All the vampire wants in return is a small sacrifice, and Althea is in too deep to back out now.
Deadly Offer is the first book in Caroline B. Cooney’s The Vampire’s Promise trilogy. My first experience with this series–as far as I recall–was when I was in middle school; sometime between sixth and eighth grade, I read the third book in the series, Fatal Bargain, and was quite entertained by it. I was going through a bit of a vampire phase, I’ll admit (a phase which was all but over by the time Twilight appeared on the shelves of our school book fair), so I rather suspect the book won’t quite hold up to my memory of it when I go to reread it. But that’s later. Right now, we’re talking Deadly Offer.

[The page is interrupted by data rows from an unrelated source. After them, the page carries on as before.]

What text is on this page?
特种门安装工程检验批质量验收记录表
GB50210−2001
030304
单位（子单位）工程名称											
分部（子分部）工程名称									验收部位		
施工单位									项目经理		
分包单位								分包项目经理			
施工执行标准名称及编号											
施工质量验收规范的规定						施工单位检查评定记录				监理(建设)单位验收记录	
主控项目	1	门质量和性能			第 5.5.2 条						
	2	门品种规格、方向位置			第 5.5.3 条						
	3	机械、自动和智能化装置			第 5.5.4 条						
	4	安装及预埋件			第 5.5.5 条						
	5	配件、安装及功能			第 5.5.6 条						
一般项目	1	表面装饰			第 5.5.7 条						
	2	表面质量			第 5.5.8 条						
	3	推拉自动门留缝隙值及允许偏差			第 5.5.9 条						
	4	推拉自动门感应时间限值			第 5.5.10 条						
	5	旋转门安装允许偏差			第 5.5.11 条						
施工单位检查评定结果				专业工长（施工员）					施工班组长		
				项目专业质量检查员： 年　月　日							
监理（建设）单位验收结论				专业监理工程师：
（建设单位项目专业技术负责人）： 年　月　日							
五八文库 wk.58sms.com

When I rediscovered The Vampire’s Promise after finding a copy of the second book in the trilogy at a local thrift store, I wasn’t sure which book or books I’d read. I’m still not 100% sure if I read Deadly Offer (alternately titled The Cheerleader) or The Return of the Vampire (alternately titled Evil Returns) in middle school; if I did, they didn’t leave nearly as great an impression on me as Fatal Bargain (alternately titled The Vampire’s Promise) did. This time around, though, Deadly Offer did leave quite the impression on me.
The absolute best thing I can say about Deadly Offer is that Cooney is spectacular when it comes to tone. In all the books I’ve read, I don’t believe I’ve come across another author with Cooney’s talent for crafting her prose to complement her plot. In Fog, Cooney manages to create a genuinely eerie atmosphere; when she needs to portray the pressure and disassociation of a POV character’s psychotic break in The Perfume, she captures it perfectly; and in Deadly Offer, Cooney’s vampire successfully evokes a sense of both absolute disgust and G-rated seduction.

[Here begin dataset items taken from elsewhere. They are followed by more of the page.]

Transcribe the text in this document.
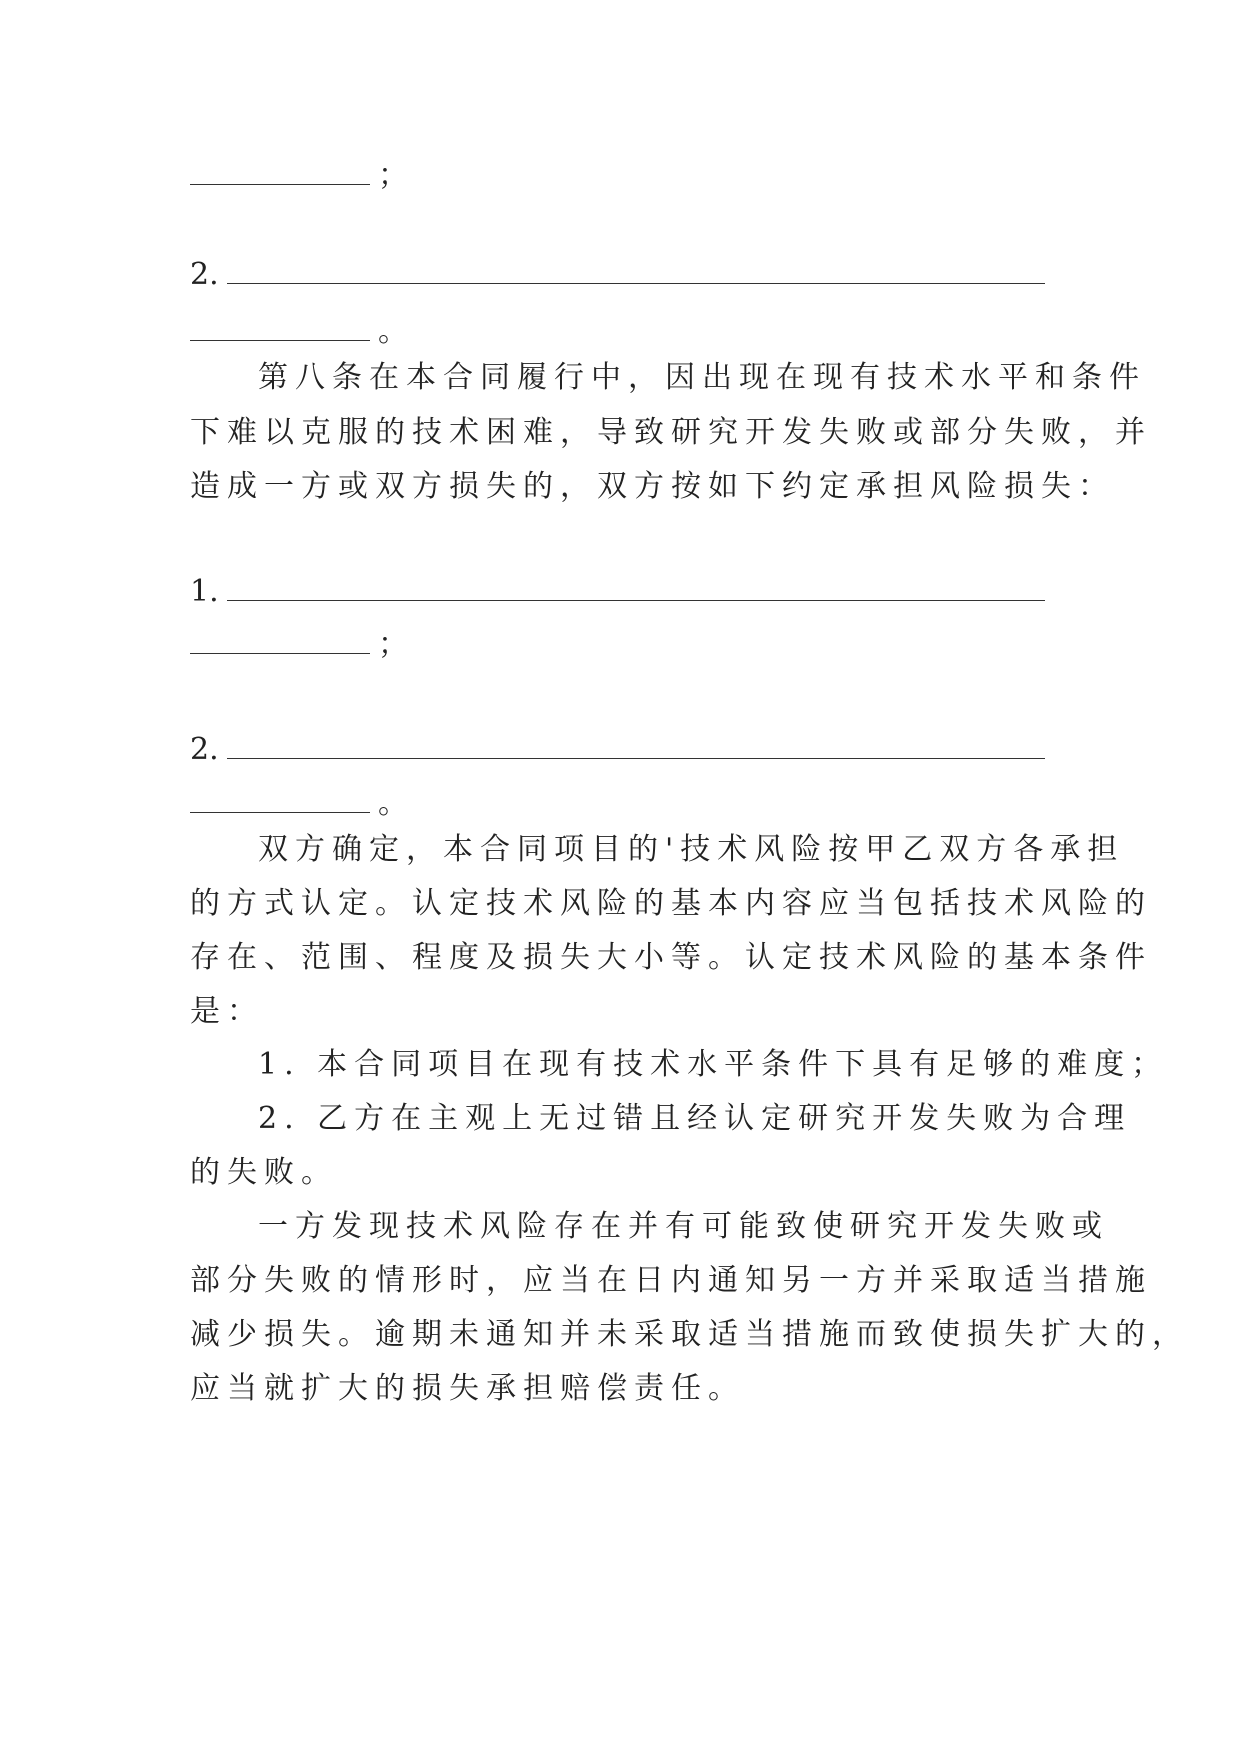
；
2.
。
第八条在本合同履行中，因出现在现有技术水平和条件
下难以克服的技术困难，导致研究开发失败或部分失败，并
造成一方或双方损失的，双方按如下约定承担风险损失：
1.
；
2.
。
双方确定，本合同项目的'技术风险按甲乙双方各承担
的方式认定。认定技术风险的基本内容应当包括技术风险的
存在、范围、程度及损失大小等。认定技术风险的基本条件
是：
1. 本合同项目在现有技术水平条件下具有足够的难度；
2. 乙方在主观上无过错且经认定研究开发失败为合理
的失败。
一方发现技术风险存在并有可能致使研究开发失败或
部分失败的情形时，应当在日内通知另一方并采取适当措施
减少损失。逾期未通知并未采取适当措施而致使损失扩大的，
应当就扩大的损失承担赔偿责任。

Which brings me to the other thing I particularly enjoyed about Deadly Offer. The vampire mythology here is quite creative and inventive (without getting into any of the silliness of, say, sparkling); Deadly Offer‘s monster is definitely a vampire–he’s got the fangs, he’s obviously undead, and he drinks blood (albeit offscreen)–but he also has elements of the djinn, the sylph, and the nymph. It’s a really interesting twist on the vampire mythology, and I definitely appreciate that. I also appreciate that this vampire, in spite of the ease at which he seduces Althea into a partnership of sorts, is not your typical YA vampire. He has no pretensions of being a Lestat, Edward, Damon, or Bill (or Spike, Angel, Mick, etcetera, etcetera); like Bram Stoker’s Count Dracula, he doesn’t need to be a heartthrob. In fact, he’s quite far from attractive; while his physical age and facial features are never revealed, Cooney paints an unflattering picture of a living corpse–described as having a mushroom-colored, bloodless complexion and spongy dead flesh–whose appearance, like Dracula’s, is revitalized after he begins to feed. And frankly, I’d much rather read about a vampire like that than another Cullen clone.

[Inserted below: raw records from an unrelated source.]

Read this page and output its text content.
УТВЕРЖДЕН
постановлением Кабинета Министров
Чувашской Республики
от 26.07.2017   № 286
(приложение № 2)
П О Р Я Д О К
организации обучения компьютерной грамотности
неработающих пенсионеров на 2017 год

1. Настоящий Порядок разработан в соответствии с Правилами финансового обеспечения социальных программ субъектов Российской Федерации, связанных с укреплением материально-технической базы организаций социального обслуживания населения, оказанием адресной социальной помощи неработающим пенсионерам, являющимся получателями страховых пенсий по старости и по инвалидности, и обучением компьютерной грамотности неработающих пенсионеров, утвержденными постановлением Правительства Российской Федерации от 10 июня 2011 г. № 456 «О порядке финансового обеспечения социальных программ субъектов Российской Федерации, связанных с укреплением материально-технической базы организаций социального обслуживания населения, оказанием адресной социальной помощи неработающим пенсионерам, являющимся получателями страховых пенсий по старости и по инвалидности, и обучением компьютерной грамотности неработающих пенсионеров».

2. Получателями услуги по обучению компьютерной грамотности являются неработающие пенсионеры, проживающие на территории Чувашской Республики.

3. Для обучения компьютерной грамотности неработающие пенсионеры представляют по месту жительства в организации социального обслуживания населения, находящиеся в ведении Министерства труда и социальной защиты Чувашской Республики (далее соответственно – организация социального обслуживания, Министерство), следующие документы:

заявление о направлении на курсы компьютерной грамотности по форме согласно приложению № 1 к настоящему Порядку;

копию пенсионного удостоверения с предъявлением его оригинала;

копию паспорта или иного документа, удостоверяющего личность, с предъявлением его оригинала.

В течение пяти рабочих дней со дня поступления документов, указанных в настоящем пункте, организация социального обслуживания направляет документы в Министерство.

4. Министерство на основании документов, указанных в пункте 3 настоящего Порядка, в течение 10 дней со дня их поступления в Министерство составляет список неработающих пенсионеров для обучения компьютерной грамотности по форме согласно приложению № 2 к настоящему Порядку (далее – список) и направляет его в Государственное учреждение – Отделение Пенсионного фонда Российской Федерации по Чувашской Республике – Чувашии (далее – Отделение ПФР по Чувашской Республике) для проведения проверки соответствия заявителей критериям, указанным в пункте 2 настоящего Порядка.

Now, on the other hand, there was one particular aspect of Deadly Offer that didn’t appeal to me. While the plot is an interesting idea, I feel Althea was too weak a protagonist to properly carry it; like Laura, the protagonist of Cooney’s The Terrorist, Althea is what I’d call a “lesson protagonist”, and it makes her somewhat frustrating to read about (though thankfully not to the extent of Laura). Althea is angsty, lazy, jealous, self-depreciating, judgmental, and downright cruel. These traits make the plot work–if she wasn’t jealous, Althea would have no motive to work with the vampire, for example–but they also make Althea a bit of a chore to read about. So in a book with such great imagery and hints of a really intriguing mythology in regards to the villain, I’m definitely a bit disappointed that Althea took the spotlight (and quite pleased that other girls star in the two sequels).
All that said, I’ll definitely be reading the rest of this series as soon as possible (I’m particularly looking forward to rereading the third book), and I’d recommend it to YA fans looking for a more old-fashioned, villainous vampire.
This book was provided to me via Netgalley.